Pierre Bergounioux, « jeudi 5 juillet 2001 », Carnet de notes (2001-2010), Verdier, pp. 90-91.
Elle se serra encore contre moi. Son corsage bâillait de plus en plus. Elle risque un geste précis.
– Non, dis-je.
– Pourquoi, puisque je te plais !
Elle eut un sourire moqueur, satisfait, avec, sur le visage, l’expression de cet orgueil rassuré, heureux, comblé, remplaçant l’alarme, que toute femme, vierge, épouse ou putain, ressent, recherche sans jamais s’en lasser, sans jamais s’en rassasier, jamais blasée, jamais indifférente chaque fois qu’elle peut constater, vérifier ce pouvoir millénaire et sacré qui lui a été donné en prime sur l’homme pour la venger de ses autres faiblesses, de ses autres défaites et humiliations.
Claude Simon, Le sacre du printemps, Calmann-Lévy, p. 122.
Autun. L’électricien aux yeux noyés, une vieille belette. Les enfants le houspillent.
« Comment qu’ça va, missieur J. ?
– Tout doux, tout doux, du Giraudoux. »
À minuit la salle se vide dans un tonnerre, trop d’images dans la tête. On se retrouve tout seul avec 500 mètres à rembobiner.
Nicolas Bouvier, Il faudra repartir. Voyages inédits, Payot & Rivages, p. 59.
Ils étaient liés par cette morne parenté des pauvres, pour qui les liens de sang ne signifient que fort peu : n’ayant pas de souvenirs agréables en commun, ils se contentent de vivre côte à côte, sans cesser de travailler, repliés sur soi, imperméables, à des années-lumière les uns des autres.
Dezsö Kosztolányi, Anna la douce, Viviane Hamy, p. 91.
Fermes si bien enfouies dans la neige qu’on les dirait inhabitées, n’était un filet de fumée montant d’une cheminée ou un chien juché sur un tas de bois et aboyant en silence.
Äksi kihelkond, à 23 kilomètres de Tartu, au sein d’un étincellement blanc. Ce nom résume le paysage : inhabitable, car imprononçable, du moins non mémorisable pour moi (ou alors au prix de tels efforts que j’aurais l’impression de cheminer dans la neige).
C’est pourquoi je le note.
Richard Millet, Eesti.
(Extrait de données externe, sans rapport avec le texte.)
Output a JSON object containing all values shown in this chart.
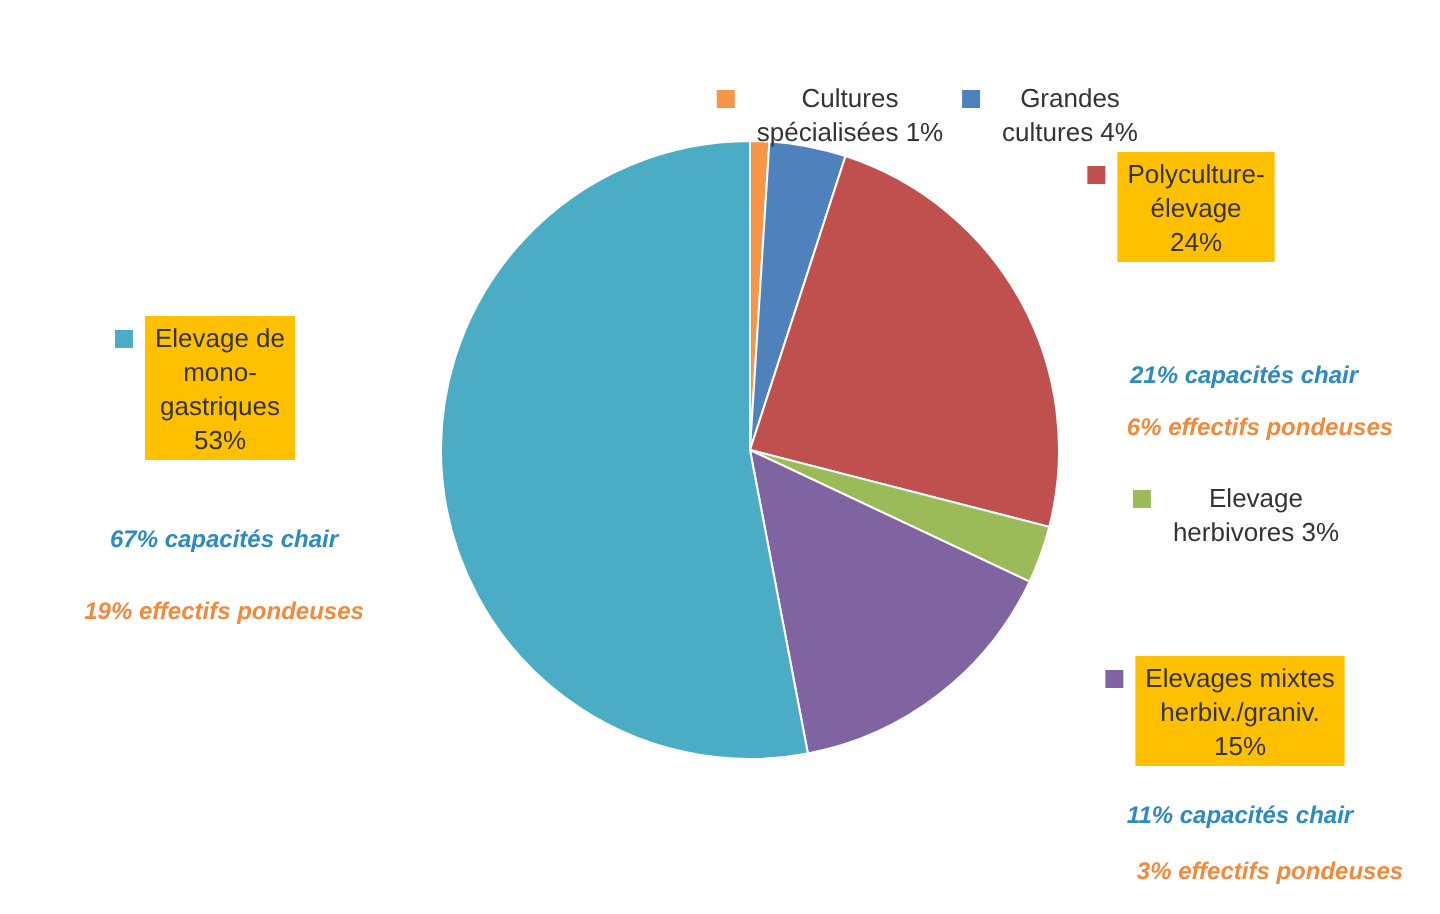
{
  "chart_data": {
    "type": "pie",
    "categories": [
      "Cultures spécialisées",
      "Grandes cultures",
      "Polyculture-élevage",
      "Elevage herbivores",
      "Elevages mixtes herbiv./graniv.",
      "Elevage de mono-gastriques"
    ],
    "values": [
      1,
      4,
      24,
      3,
      15,
      53
    ],
    "value_labels": [
      "1%",
      "4%",
      "24%",
      "3%",
      "15%",
      "53%"
    ],
    "colors": [
      "#f79646",
      "#4f81bd",
      "#c0504d",
      "#9bbb59",
      "#8064a2",
      "#4bacc6"
    ],
    "annotations": [
      {
        "text": "21% capacités chair",
        "x": "Polyculture-élevage"
      },
      {
        "text": "6% effectifs pondeuses",
        "x": "Polyculture-élevage"
      },
      {
        "text": "67% capacités chair",
        "x": "Elevage de mono-gastriques"
      },
      {
        "text": "19% effectifs pondeuses",
        "x": "Elevage de mono-gastriques"
      },
      {
        "text": "11% capacités chair",
        "x": "Elevages mixtes herbiv./graniv."
      },
      {
        "text": "3% effectifs pondeuses",
        "x": "Elevages mixtes herbiv./graniv."
      }
    ],
    "legend": "right"
  }
}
Notes sur l’Estonie, Gallimard, p. 53.
Oui, pirates, baleiniers,
navigateurs tenaces du sensible,
n’ayant d’aucun destin à témoigner,
ont traversé ces mers accoutumées
dans l’anonyme flux des horizons,
traçant partout leurs routes — de fumées.
À peine un fin sillage de leur court
périple.
Noms sur une pierre
encres
séchées sur un registre.
Bref discours :
nés à…
morts à…
perdus en mer…
Et une
date en regard de ces événements
fragiles feux follets d’une lacune,
pas même attestés par des témoins
de bonne foi, présents à ce scandale
d’apparitions et de disparitions
mystérieuses…
Benjamin Fondane, Le mal des fantômes, Verdier, p. 79.
Je plains beaucoup les gens qui n’ont pas fainéanté jusqu’à vingt-cinq ans, au moins périodiquement, car je suis convaincu qu’on n’emporte pas l’argent gagné dans la tombe, le temps gaspillé, si.
Franz Kafka, « lettre à Hedwig Weiler (novembre 1907) », Œuvres complètes (3), Gallimard, p. 607.
Tout acte de courage est le fait d’un déséquilibré. Les bêtes, normales par définition, sont toujours lâches, sauf quand elles se savent plus fortes, ce qui est la lâcheté même.
Emil Cioran, « Écartèlement », Œuvres, Gallimard, p. 955.